Q. This is one of the most confusing rollouts that we’ve seen. And even in your testimony up on Capitol Hill, there were lawmakers who were scratching their heads. Why is it so confusing?
A. We have one budget, as always. But there are alternatives that we’re presenting. For example, in fiscal ’15, we have a budget at $496 billion, but there’s the Opportunity, Growth and Security Initiative — a government-wide initiative. We’re asking for an extra $26 billion. In the out years, we have one budget, but it’s above the sequester levels and we promised the Congress that we’ll tell them what happens at the sequester levels so there’s kind of an alternative there. It does make it confusing.
I think we can explain it. We need a little more time. It may take more than one briefing. But I believe we can get beyond it, at least, I certainly hope so. And then we can have a debate over the real priorities in this budget.
Q. The Opportunity, Growth and Security Initiative includes $26 billion for you in ’15. What does it mean, how do you get it, and where does that money come from?
A. First off, we’re budgeting at $496 billion, which is consistent with the cap. So it’s the Murray-Ryan deal. That’s the formal budget. But along with the formal budget, OMB has submitted — and if you look in the tables of the budget, you’ll see it identified separately — is added dollars for the Opportunity, Growth and Security Initiative; $56 overall, $26 [billion] for us. Just briefly, about 40 percent goes for readiness, near-term readiness enhancements, about 40 percent for modernization, about 10 to 20 percent for base sustainment.
OMB’s got the lead here in terms of next steps. But in order to appropriate those funds, Congress will have to modify the Budget Control Act caps and raise them for us by $26 billion, and presumably analogously, for other agencies. You know, I don’t have the sense they’re inclined to do that. I hope so, because we strongly support it. We need the readiness dollars. It would mitigate near-term readiness risk. But I think it may be a long shot.
Q. On pay and benefits reform, that’s something that is critical to your budget. But that’s an emotional issue, and there are a lot of members who oppose it. There was a modest cost of living adjustment cut, but that was immediately rescinded by Congress. What case can you make to Congress to drive members to reconsider?

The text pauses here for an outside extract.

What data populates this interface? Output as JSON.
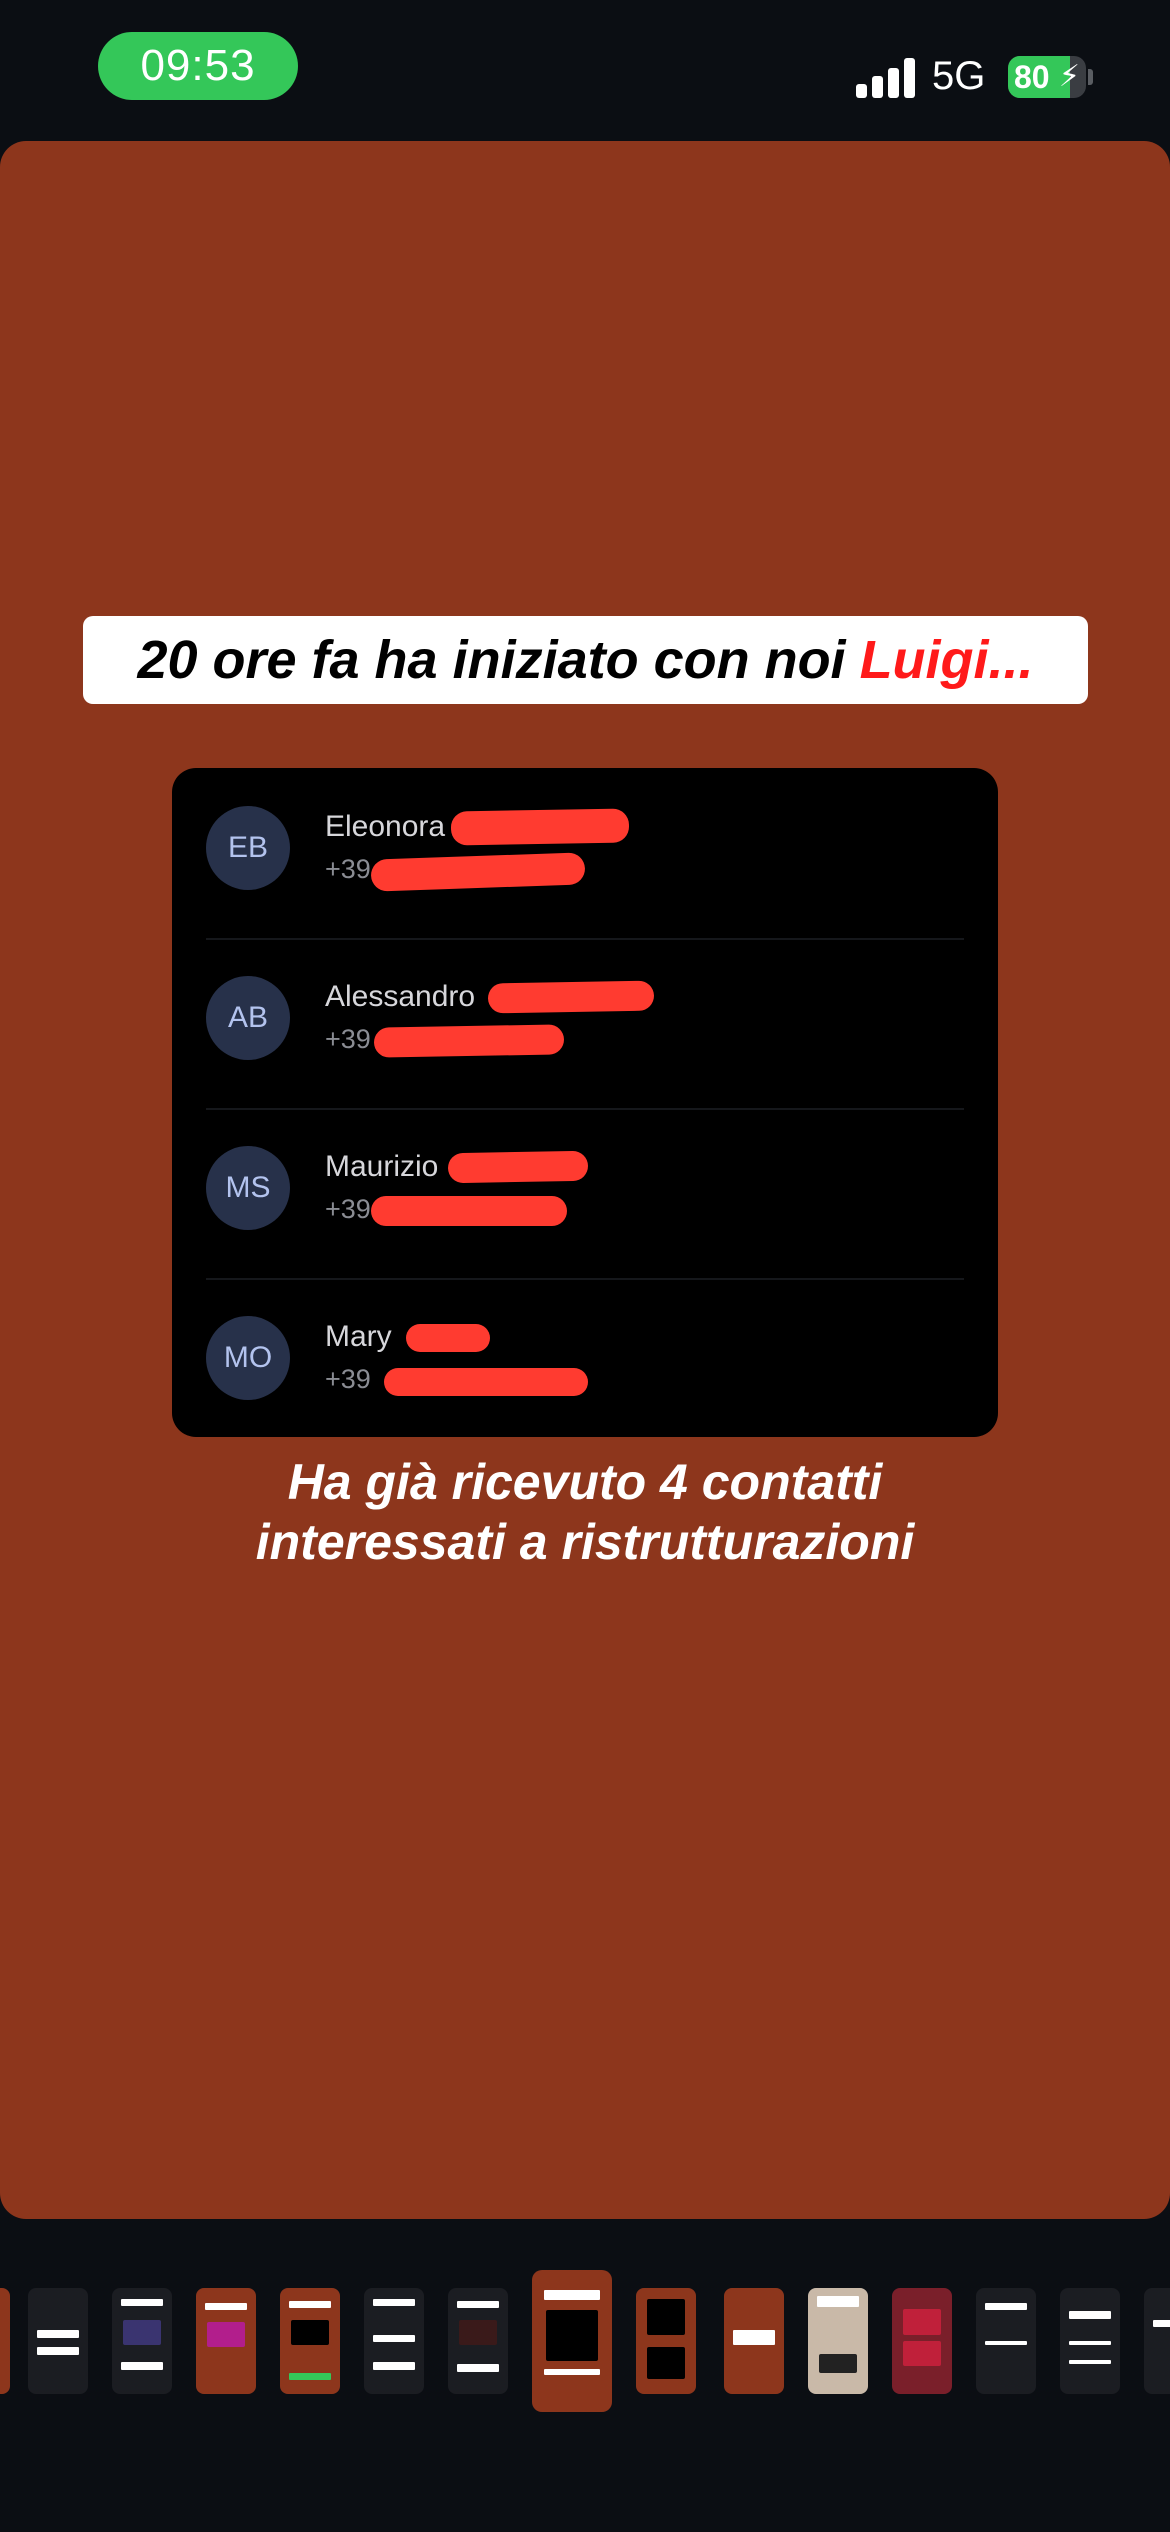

A. The way we like to put this is, we’re trying to free up money to provide training and maintenance. And there’s a quality of life aspect that the pay takes care of. There’s a quality of service aspect, that we want to have these people well-trained and well-equipped if they have to go into harm’s way. So that’s the main reason we’re doing this. We are committed to sustaining the all-volunteer force. And we have benchmarks that suggest that we could modestly slow the growth in compensation and still recruit and retain enough really high-quality people, even though it’s a very demanding profession.
I’ve said before and I’ll say again: If we’re wrong and we’ve gone too far, we’ll fix it. And certainly, Congress will be willing to let us raise pay.